According to the governor, the monthly subsidy payments which cost the country over N250 billion is only to the benefit of neighbouring countries.
El-Rufai also said one of Nigeria’s neighbouring countries, Cameroon shutdown its refinery because of the cheap fuel they are getting from Nigeria.
The governor spoke at the launch of the World Bank Nigeria Development Update (NDU).
“The fuel that matters to Nigerian is kerosene, it has been deregulated and the world has not collapsed. The fuel that is important to industry and transporters is diesel and it has been deregulated — nothing has happened,” el-Rufai said.
“So this hullabaloo about petrol is just something we must as a country have a conversation and agreed that it has to end, we can not continue to provide petroleum gasoline to our neighbouring country, which is what we are doing.”
According to the governor, the major beneficiaries of fuel subsidy in Nigeria are smugglers, neighbouring Africa countries, and some rich people in Nigeria.
“This month, the NNPC brought only N14 billion to the federation account. In the budget, they are meant to bring in N120 billion monthly, but they brought 14 billion with the threat that they will ask the federation account to give them a cheque to cover subsidy.”
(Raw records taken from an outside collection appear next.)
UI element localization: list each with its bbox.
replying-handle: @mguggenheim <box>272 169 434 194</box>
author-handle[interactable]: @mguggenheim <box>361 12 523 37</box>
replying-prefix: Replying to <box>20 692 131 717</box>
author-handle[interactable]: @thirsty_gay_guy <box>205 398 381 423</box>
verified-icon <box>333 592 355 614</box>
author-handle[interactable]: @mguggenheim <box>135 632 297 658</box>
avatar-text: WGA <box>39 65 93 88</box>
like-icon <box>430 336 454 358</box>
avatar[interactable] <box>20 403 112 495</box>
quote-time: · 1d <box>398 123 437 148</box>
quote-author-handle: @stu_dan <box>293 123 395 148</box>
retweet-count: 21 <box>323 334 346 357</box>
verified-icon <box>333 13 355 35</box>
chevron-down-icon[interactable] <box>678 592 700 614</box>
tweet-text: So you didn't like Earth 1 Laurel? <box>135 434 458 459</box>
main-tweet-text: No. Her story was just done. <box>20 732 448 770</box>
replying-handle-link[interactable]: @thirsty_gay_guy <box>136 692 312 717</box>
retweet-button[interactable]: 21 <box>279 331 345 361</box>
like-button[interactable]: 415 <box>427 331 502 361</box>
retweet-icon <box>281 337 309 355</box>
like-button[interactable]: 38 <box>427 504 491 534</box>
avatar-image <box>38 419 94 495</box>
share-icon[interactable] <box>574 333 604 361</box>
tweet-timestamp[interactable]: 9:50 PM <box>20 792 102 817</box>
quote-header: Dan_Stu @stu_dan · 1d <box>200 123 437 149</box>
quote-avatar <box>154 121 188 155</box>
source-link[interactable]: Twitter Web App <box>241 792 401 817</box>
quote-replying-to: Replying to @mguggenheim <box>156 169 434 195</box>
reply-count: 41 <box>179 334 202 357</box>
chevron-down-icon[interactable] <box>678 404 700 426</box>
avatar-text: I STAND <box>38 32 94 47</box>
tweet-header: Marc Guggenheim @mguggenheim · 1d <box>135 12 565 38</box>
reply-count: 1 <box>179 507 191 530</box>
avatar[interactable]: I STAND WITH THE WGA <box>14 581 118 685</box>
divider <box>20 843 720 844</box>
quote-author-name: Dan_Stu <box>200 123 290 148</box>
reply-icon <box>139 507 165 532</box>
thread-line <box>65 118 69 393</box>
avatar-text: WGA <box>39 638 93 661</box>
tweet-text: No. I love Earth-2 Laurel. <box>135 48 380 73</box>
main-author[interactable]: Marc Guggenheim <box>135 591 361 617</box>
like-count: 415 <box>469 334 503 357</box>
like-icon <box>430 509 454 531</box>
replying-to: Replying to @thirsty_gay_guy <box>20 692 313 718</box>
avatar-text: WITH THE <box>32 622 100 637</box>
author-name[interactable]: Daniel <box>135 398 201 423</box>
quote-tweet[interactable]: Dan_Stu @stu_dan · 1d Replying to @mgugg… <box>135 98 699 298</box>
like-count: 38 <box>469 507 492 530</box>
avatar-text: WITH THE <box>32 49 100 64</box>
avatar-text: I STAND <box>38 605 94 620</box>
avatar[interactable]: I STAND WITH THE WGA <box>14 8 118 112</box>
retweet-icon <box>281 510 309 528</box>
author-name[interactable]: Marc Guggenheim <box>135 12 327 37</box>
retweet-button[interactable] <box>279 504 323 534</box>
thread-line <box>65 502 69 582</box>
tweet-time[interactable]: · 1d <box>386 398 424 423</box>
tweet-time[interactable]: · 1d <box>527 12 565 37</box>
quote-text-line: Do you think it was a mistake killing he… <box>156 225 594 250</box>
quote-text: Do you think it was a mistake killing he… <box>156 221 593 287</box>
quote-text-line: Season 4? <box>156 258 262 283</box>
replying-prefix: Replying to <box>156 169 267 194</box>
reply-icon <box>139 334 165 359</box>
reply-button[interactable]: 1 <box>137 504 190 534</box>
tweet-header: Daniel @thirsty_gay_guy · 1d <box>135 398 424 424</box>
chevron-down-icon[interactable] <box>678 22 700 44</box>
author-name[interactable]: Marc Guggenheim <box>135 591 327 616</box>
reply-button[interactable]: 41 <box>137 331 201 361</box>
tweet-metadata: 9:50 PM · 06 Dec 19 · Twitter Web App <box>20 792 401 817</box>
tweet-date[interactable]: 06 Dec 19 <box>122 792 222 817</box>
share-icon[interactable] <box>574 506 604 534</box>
“Who is befitting for the subsidising other than the smugglers, neighbouring Africa countries, and some rich people?”
“We should stop politicising these things that will bring Nigeria to its knees”
On the move to replace fuel subsidy with a N5,000 transport grant for 40 million Nigerians, the governor said it’s a welcome development as the state governors are in full support.
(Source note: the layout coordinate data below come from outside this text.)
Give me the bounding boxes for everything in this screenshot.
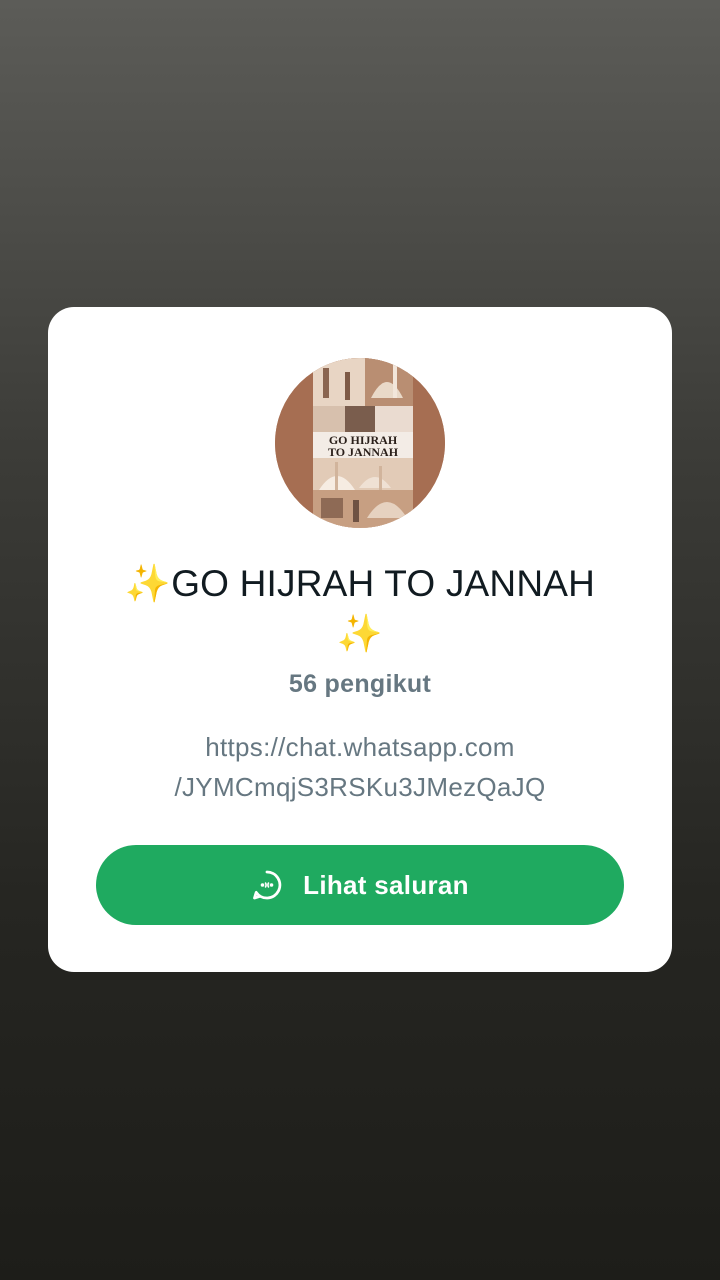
channel-card: GO HIJRAH TO JANNAH ✨GO HIJRAH TO JANNAH… [48,307,672,972]
channel-link-line1[interactable]: https://chat.whatsapp.com [108,727,612,767]
channel-link-line2[interactable]: /JYMCmqjS3RSKu3JMezQaJQ [108,767,612,807]
channel-title-line2: ✨ [336,613,384,654]
avatar-text-line2: TO JANNAH [328,445,399,459]
avatar-collage-image: GO HIJRAH TO JANNAH [275,358,445,528]
channel-icon [251,869,283,901]
channel-link[interactable]: https://chat.whatsapp.com /JYMCmqjS3RSKu… [108,727,612,807]
channel-title: ✨GO HIJRAH TO JANNAH ✨ [88,559,632,659]
view-channel-button-label: Lihat saluran [303,869,469,900]
channel-avatar: GO HIJRAH TO JANNAH [275,358,445,528]
view-channel-button[interactable]: Lihat saluran [96,845,624,925]
channel-title-line1: ✨GO HIJRAH TO JANNAH [124,563,596,604]
follower-count: 56 pengikut [288,670,432,698]
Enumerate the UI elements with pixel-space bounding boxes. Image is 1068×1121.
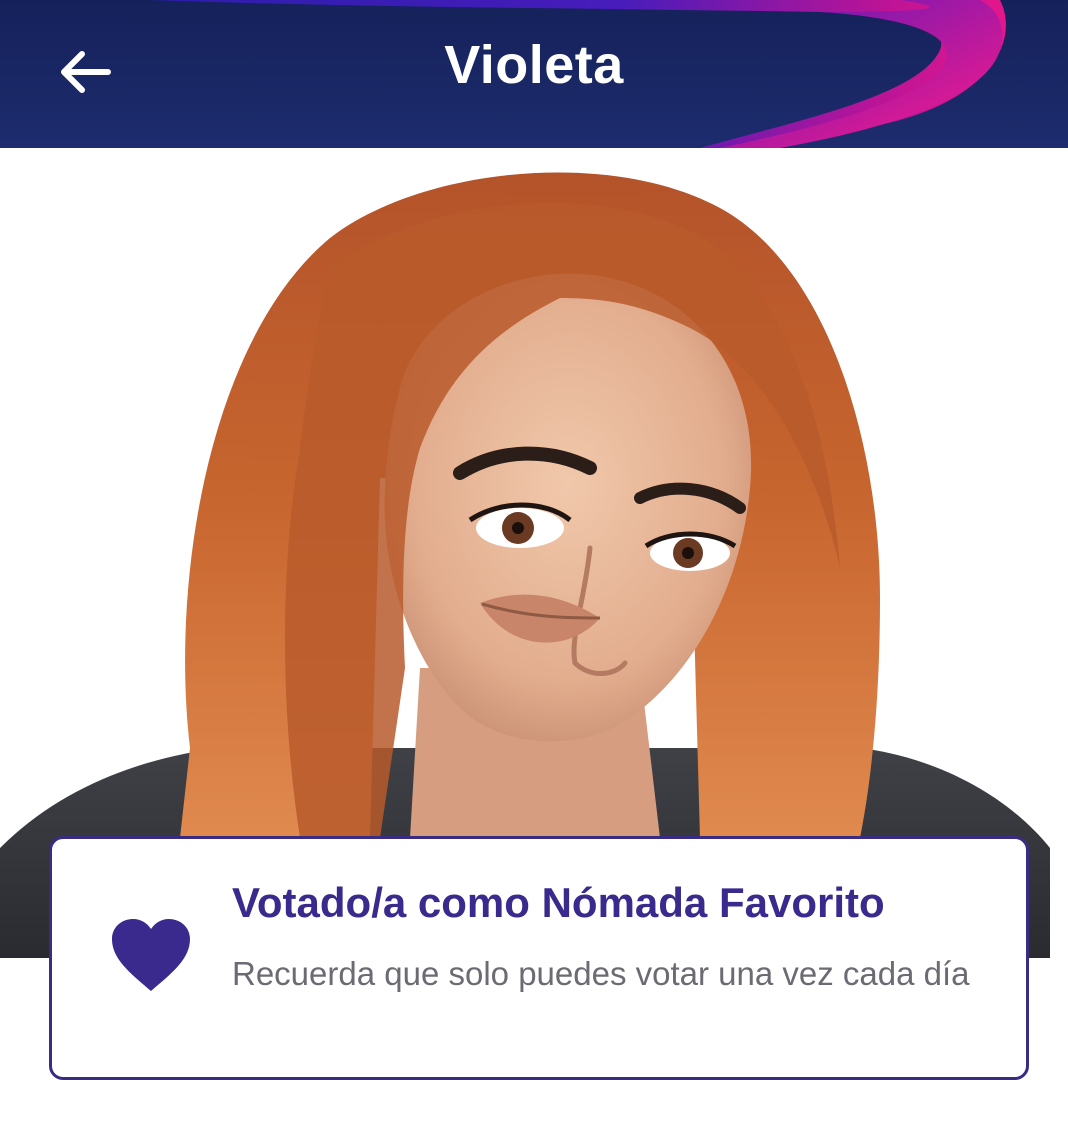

“The Nigerian Governor Forum has met and agreed to support the federal government, withdraw this subsidy by February, and use the N250 billion per month that would have been lost between February and May to do these conditional cash transfers that would put money in the pocket of Nigerians,” he said.
“To ameliorate not only cost of transportation but also the 2 to 3 percent jump in inflation that is expected when the subsidy is removed.”